Continuando
a série de postagens sobre pesquisas de ponta na área de direito (Parte 1 aqui), trago novos
exemplos que merecem nossa atenção – dessa vez internacionais.
Um
exemplo notável de grande área interdisciplinar é a interseção entre direito,
lógica, inteligência artificial (IA) e informática, cujas repercussões práticas
prometem mudar radicalmente a profissão jurídica. A primeira conferência
internacional sobre direito e IA ocorreu em Boston, EUA, em 1987, isto é, bem
antes da rede mundial de internet. De lá para cá a IA tem avançado: o
escritório de advocacia Hodge Jones &
Allen, em Londres, Inglaterra, é um dos pioneiros em usar um modelo
preditivo para o resultado de casos, a fim de avaliar a viabilidade de dar
andamento a processos jurídicos; a empresa forneceu a Andrew Chesher, professor
da University College London, uma
série de dados sobre os resultados de 600 casos concluídos em doze meses; ele
usou uma combinação de técnicas estatísticas para analisar os fatores que contribuem
para que os casos sejam ganhos ou perdidos, os danos assumidos pelos requerentes
em casos de sucesso e os custos recebidos pela empresa.
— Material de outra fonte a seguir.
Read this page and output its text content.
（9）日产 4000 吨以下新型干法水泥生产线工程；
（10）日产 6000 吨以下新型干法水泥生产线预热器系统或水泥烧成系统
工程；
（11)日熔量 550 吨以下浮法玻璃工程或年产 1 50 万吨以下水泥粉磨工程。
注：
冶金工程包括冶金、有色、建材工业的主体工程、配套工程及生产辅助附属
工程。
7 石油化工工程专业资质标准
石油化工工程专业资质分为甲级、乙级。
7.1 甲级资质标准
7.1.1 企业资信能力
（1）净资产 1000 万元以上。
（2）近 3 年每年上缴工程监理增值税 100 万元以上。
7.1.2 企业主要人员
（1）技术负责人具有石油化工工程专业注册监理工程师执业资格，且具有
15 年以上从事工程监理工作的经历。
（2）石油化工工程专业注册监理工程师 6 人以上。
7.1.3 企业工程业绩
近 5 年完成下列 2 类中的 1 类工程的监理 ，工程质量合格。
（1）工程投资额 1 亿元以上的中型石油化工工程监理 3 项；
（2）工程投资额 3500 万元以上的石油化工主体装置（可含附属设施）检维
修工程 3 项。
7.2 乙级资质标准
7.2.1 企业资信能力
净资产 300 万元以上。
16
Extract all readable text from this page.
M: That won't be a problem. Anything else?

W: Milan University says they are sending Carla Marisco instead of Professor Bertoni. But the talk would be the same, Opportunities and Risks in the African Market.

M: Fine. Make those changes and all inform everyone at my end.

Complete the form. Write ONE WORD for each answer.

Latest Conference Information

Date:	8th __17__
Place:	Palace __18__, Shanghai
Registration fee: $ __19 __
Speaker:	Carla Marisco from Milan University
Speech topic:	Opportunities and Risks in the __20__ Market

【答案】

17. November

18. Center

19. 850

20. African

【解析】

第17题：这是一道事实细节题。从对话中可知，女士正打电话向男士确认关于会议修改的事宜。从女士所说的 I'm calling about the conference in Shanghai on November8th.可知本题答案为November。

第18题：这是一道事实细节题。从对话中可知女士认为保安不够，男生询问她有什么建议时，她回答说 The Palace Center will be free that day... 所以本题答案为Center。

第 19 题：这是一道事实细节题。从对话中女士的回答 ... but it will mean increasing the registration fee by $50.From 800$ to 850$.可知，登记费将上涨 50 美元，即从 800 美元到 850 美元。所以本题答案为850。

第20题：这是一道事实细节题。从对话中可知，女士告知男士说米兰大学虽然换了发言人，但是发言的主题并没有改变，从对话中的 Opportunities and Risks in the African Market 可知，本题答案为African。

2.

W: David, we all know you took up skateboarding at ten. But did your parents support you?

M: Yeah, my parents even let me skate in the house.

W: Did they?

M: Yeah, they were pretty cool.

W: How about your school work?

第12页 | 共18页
Não muito longe dali o Agent Applications, Research and Technology
(Agent ART) Group, da Liverpool
University, está desenvolvendo formas de aplicar a IA ao campo jurídico,
como o processamento de textos, busca e análise de dados, automatizando a
rotina de tarefas jurídicas, tornando sua execução mais rápida e barata.[1]
Os
estudos em direito, lógica, IA e informática ganharam tanto relevo, que a Stanford University possui um centro de
estudos apenas para isso: The Stanford
Center for Legal Informatics (CodeX), operado conjuntamente pela Stanford Law School e pelo Stanford Computer Science Department.[2]
Outro
campo interdisciplinar relacionado ao departamento de direito e à profissão
jurídica que tem se mostrado produtivo é o Law
and Economics Movement ou Análise Econômica do Direito[3]. A
ideia central é aplicar os conceitos e os estudos econômicos, incluindo
ferramentas matemáticas, para compreender, descrever e melhorar as práticas
jurídicas. A ideia geral da maioria das análises econômicas é traçar as
consequências de assumir que as pessoas são mais ou menos racionais em suas
interações sociais – em regra, buscando seus objetivos e tentando maximizar
seus benefícios e minimizar seus custos. No caso de atividades jurídicas, essas
pessoas podem ser criminosos, promotores, partes no processo, contribuintes,
auditores fiscais, trabalhadores – ou até estudantes de direito. Ou seja,
análises econômicas vão muito além de dinheiro e capitalismo; elas são amplas o
bastante para serem uma investigação do comportamento humano, razão pela qual
têm afinidades com a teoria dos jogos. As pesquisas nessa área já são tão
reconhecidas, que a The University of
Chicago mantém um periódico dedicado apenas ao campo, The Journal of Law and Economics[4]. A
faculdade de direito dessa universidade, inclusive, se destaca por ter um
programa interdisciplinar que assume explicitamente que o estudo do direito não é uma disciplina autônoma: desde o
primeiro dia de aula os estudantes dessa instituição tem sua atenção dirigida a
insights das ciências sociais, das
humanidades, e das ciências naturais[5].
Por
fim, quero mencionar uma última área de interseção: direito e neurociências.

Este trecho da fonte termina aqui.